Mr. Cusimano, a real estate broker, alleged that Ms. Augimeri effectively received a $7,445 subsidy on the space, which he claimed did not require extensive remediation. In a power-point presentation to the committee, he showed photos of Ms. Augimeri’s campaign office launch in early September, which featured guests helping themselves to snacks and listening to the candidate speak on a microphone.
He also submitted real estate listings from the Multiple Listing Service and contended that the price she paid was “well below market.” Paula Boutis, Ms. Augimeri’s lawyer, responded by noting that “a listing is not fair market value, it’s an asking price.” An affidavit submitted late Friday included numerous before-and-after photographs of the space.
Asked why she’d lease a location in such poor condition, Ms. Augimeri said, “The [spending] ceiling is very low, so you can’t rent luxury space.”

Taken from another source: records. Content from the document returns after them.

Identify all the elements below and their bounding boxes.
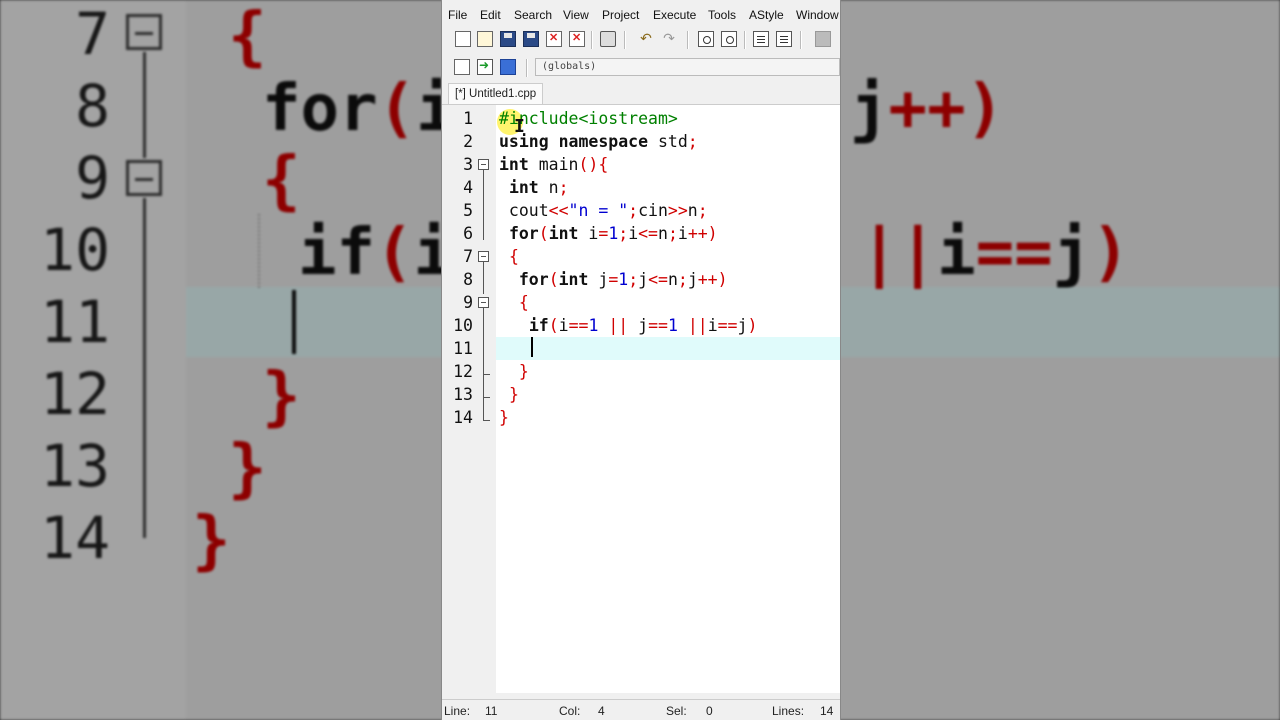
menu-bar: File Edit Search View Project Execute To…: [442, 4, 840, 26]
toggle-bookmark-icon[interactable]: [815, 31, 831, 47]
find-icon[interactable]: [698, 31, 714, 47]
code-line-3: int main(){: [499, 155, 609, 174]
fold-toggle-icon[interactable]: [478, 159, 489, 170]
status-col-value: 4: [598, 704, 605, 718]
line-number: 6: [463, 224, 473, 243]
status-col-label: Col:: [559, 704, 581, 718]
line-number: 11: [453, 339, 473, 358]
status-sel-label: Sel:: [666, 704, 687, 718]
toolbar-separator: [744, 31, 746, 49]
code-line-9: {: [518, 293, 529, 312]
code-editor[interactable]: 1 2 3 4 5 6 7 8 9 10 11 12 13 14 #includ…: [442, 105, 840, 693]
goto-icon[interactable]: [477, 58, 493, 75]
fold-line: [483, 262, 484, 294]
line-number: 12: [453, 362, 473, 381]
status-lines-value: 14: [820, 704, 834, 718]
menu-execute[interactable]: Execute: [653, 8, 696, 22]
code-line-1: #include<iostream>: [499, 109, 678, 128]
code-line-6: for(int i=1;i<=n;i++): [508, 224, 718, 243]
fold-toggle-icon[interactable]: [478, 297, 489, 308]
code-line-8: for(int j=1;j<=n;j++): [518, 270, 728, 289]
toolbar-separator: [591, 31, 593, 49]
fold-line: [483, 170, 484, 240]
editor-tabs: [*] Untitled1.cpp: [442, 82, 840, 105]
close-all-icon[interactable]: [569, 31, 585, 47]
tab-untitled1[interactable]: [*] Untitled1.cpp: [448, 83, 544, 104]
status-lines-label: Lines:: [772, 704, 805, 718]
open-file-icon[interactable]: [477, 31, 493, 47]
status-sel-value: 0: [706, 704, 713, 718]
line-number: 8: [463, 270, 473, 289]
print-icon[interactable]: [600, 31, 616, 47]
replace-icon[interactable]: [721, 31, 737, 47]
line-number: 3: [463, 155, 473, 174]
menu-project[interactable]: Project: [602, 8, 639, 22]
code-line-14: }: [499, 408, 509, 427]
class-toolbar: (globals): [442, 55, 840, 81]
code-line-10: if(i==1 || j==1 ||i==j): [528, 316, 758, 335]
close-file-icon[interactable]: [546, 31, 562, 47]
code-line-5: cout<<"n = ";cin>>n;: [499, 201, 708, 220]
code-line-12: }: [518, 362, 529, 381]
status-bar: Line: 11 Col: 4 Sel: 0 Lines: 14: [442, 699, 840, 720]
indent-icon[interactable]: [753, 31, 769, 47]
line-number: 14: [453, 408, 473, 427]
toolbar-separator: [687, 31, 689, 49]
class-browser-icon[interactable]: [500, 59, 516, 75]
undo-icon[interactable]: ↶: [638, 31, 654, 47]
line-number: 7: [463, 247, 473, 266]
code-line-13: }: [508, 385, 519, 404]
ide-window: File Edit Search View Project Execute To…: [441, 0, 841, 720]
current-line-highlight: [496, 337, 840, 360]
fold-end: [483, 374, 490, 375]
menu-search[interactable]: Search: [514, 8, 552, 22]
status-line-value: 11: [485, 704, 498, 718]
fold-end: [483, 420, 490, 421]
toolbar-separator: [624, 31, 626, 49]
mouse-ibeam-icon: I: [514, 116, 525, 137]
fold-line: [483, 308, 484, 420]
line-number: 13: [453, 385, 473, 404]
code-line-4: int n;: [508, 178, 569, 197]
toolbar-separator: [800, 31, 802, 49]
save-all-icon[interactable]: [523, 31, 539, 47]
menu-view[interactable]: View: [563, 8, 589, 22]
code-line-7: {: [508, 247, 519, 266]
line-number: 5: [463, 201, 473, 220]
menu-edit[interactable]: Edit: [480, 8, 501, 22]
unindent-icon[interactable]: [776, 31, 792, 47]
line-number: 1: [463, 109, 473, 128]
menu-astyle[interactable]: AStyle: [749, 8, 784, 22]
project-icon[interactable]: [454, 59, 470, 75]
fold-toggle-icon[interactable]: [478, 251, 489, 262]
line-number: 10: [453, 316, 473, 335]
redo-icon[interactable]: ↷: [661, 31, 677, 47]
new-file-icon[interactable]: [455, 31, 471, 47]
line-number: 4: [463, 178, 473, 197]
code-line-2: using namespace std;: [499, 132, 698, 151]
menu-tools[interactable]: Tools: [708, 8, 736, 22]
status-line-label: Line:: [444, 704, 471, 718]
main-toolbar: ↶ ↷: [442, 27, 840, 53]
text-caret: [531, 337, 533, 357]
line-number: 2: [463, 132, 473, 151]
menu-window[interactable]: Window: [796, 8, 839, 22]
toolbar-separator: [526, 59, 528, 77]
scope-dropdown[interactable]: (globals): [535, 58, 840, 76]
save-icon[interactable]: [500, 31, 516, 47]
fold-end: [483, 397, 490, 398]
line-number: 9: [463, 293, 473, 312]
menu-file[interactable]: File: [448, 8, 467, 22]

Mr. Cusimano, in fact, struck out twice Monday, as the committee voted to order an audit of his own campaign finances, requested by retired council veteran Howard Moscoe and Donna Lynn Tucker. They alleged he failed to report some election costs associated with his signs, and also improperly listed the legal costs associated with his court challenge as an election expense.
The committee rejected a compliance audit request against Ana Bailao, the newly elected councillor for Davenport. Activist and freelance writer Roger Brook, a local resident who had volunteered on the campaign of rival Kevin Beaulieu, submitted a laundry list of claims questioning her fundraising, campaign contributions and a profile of her in Senso, a local Portuguese-language publication.
Lawyers for Ms. Bailao presented a detailed side-by-side rebuttal, noting, at one point, that Senso regularly profiles politicians.
Ms. Bailao could not say how much she spent to defend herself, but added, “Lawyers are not cheap.” Asked if she felt Mr. Brook’s request was vexatious, Ms. Bailao paused before replying, “I’ll leave that to the readers to decide.”
The committee will review compliance audit requests against four right-leaning councillors – Doug Ford, James Pasternak, Michael Thompson and Giorgio Mammoliti – on Wednesday. Earlier this spring, the committee ordered a campaign audit of the mayor’s election finances; that decision is currently before the courts.